Arabic-Russian Parallel Corpus launched on June 29, 2026, aims to enhance scientific communication between Arabic and Russian researchers. Developed by M. K. Arabov, this initiative addresses language barriers that hinder the exchange of sustainability-related research.
Significance of the Arabic-Russian Benchmark
Russian and Arabic are vital for global scientific discourse. However, language differences restrict collaborations and slow down progress in critical areas like sustainability. The newly created benchmark comprises a hybrid parallel corpus with approximately 27,000 sentence pairs, sourced from scientific abstracts and various texts, including religion and news.
This initiative is crucial for fostering international partnerships and innovation, aligning with the United Nations Sustainable Development Goals (SDGs) 9 and 17.
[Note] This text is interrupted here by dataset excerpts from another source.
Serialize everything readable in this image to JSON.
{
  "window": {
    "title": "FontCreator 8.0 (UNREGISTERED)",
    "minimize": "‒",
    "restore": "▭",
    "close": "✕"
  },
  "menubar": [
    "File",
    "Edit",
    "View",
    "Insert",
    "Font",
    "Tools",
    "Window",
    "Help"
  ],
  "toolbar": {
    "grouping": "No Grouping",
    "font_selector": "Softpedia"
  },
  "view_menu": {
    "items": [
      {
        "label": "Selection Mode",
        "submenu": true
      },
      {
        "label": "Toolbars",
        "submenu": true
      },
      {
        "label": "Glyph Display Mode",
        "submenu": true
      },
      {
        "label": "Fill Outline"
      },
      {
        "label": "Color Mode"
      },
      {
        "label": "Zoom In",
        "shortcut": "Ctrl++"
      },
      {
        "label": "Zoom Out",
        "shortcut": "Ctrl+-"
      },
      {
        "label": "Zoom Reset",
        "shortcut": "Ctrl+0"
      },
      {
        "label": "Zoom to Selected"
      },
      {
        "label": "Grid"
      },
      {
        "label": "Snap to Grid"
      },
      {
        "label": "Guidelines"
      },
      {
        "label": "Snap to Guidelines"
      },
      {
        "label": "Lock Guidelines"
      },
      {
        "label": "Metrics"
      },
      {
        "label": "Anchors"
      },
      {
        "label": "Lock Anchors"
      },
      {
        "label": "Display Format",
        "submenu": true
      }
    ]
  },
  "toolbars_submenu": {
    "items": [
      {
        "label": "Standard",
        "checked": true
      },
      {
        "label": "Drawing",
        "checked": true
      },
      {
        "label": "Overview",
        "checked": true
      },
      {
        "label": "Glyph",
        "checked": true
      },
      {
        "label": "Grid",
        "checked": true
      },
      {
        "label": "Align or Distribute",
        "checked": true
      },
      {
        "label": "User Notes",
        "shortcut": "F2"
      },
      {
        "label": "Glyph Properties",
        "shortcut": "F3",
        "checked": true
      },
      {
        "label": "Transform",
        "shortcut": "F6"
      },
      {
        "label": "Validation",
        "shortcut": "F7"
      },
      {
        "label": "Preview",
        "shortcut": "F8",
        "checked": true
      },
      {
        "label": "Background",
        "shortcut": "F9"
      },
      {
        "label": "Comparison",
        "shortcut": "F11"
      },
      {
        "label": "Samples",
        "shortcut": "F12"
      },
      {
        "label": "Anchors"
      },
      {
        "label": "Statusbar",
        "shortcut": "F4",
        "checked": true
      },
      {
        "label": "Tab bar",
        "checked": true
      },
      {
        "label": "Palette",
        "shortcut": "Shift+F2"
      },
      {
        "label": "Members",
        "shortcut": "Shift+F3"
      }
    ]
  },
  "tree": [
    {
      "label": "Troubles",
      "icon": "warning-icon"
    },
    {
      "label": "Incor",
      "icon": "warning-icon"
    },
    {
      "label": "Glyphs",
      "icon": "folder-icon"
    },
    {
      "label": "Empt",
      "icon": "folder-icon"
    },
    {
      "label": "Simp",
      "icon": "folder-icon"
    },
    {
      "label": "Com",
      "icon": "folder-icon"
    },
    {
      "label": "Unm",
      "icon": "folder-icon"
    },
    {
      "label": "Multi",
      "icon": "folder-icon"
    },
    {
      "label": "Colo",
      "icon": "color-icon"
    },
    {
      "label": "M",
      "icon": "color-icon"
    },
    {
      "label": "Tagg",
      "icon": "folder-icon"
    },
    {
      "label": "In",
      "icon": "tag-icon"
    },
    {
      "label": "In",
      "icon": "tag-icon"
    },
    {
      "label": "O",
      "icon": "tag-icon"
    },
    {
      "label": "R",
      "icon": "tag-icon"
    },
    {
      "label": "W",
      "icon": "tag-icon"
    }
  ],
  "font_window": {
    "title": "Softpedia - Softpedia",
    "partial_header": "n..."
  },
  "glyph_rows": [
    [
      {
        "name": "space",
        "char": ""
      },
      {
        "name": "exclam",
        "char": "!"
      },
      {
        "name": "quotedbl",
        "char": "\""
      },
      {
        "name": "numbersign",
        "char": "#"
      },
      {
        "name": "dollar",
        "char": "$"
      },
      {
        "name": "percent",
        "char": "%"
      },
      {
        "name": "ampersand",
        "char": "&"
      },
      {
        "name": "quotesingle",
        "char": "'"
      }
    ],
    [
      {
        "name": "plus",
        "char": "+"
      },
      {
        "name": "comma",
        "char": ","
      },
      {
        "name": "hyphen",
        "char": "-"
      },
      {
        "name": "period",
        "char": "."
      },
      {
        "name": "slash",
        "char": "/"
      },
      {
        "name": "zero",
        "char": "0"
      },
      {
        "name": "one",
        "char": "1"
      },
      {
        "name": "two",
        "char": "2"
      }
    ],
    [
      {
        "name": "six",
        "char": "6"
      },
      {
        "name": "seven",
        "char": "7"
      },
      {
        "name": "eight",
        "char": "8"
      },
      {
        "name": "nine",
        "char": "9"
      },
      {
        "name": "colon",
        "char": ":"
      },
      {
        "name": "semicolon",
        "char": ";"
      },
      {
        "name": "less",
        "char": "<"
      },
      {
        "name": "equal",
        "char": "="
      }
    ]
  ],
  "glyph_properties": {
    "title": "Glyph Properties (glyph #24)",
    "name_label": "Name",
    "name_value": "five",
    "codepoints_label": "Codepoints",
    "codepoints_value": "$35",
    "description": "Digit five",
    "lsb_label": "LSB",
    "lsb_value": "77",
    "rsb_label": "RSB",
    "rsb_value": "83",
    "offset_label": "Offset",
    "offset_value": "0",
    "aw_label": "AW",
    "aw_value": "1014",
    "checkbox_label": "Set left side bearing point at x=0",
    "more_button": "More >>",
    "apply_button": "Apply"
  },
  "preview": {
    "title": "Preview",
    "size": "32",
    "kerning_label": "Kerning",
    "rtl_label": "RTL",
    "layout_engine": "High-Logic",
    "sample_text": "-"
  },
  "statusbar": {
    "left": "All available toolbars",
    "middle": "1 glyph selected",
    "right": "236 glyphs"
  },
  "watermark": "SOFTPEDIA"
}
Multilingual Models and Performance Metrics
Three multilingual language models were fine-tuned using Low-Rank Adaptation (LoRA): mT5-base (580M parameters), NLLB-200-distilled-1.3B (1.3B), and Qwen2.5-7B-Instruct (7B). The Qwen2.5-7B model, fine-tuned with QLoRA at rank 8, achieved impressive results: BLEU score of 23.15, chrF score of 43.89, BERTScore of 0.906, and COMET score of 0.758.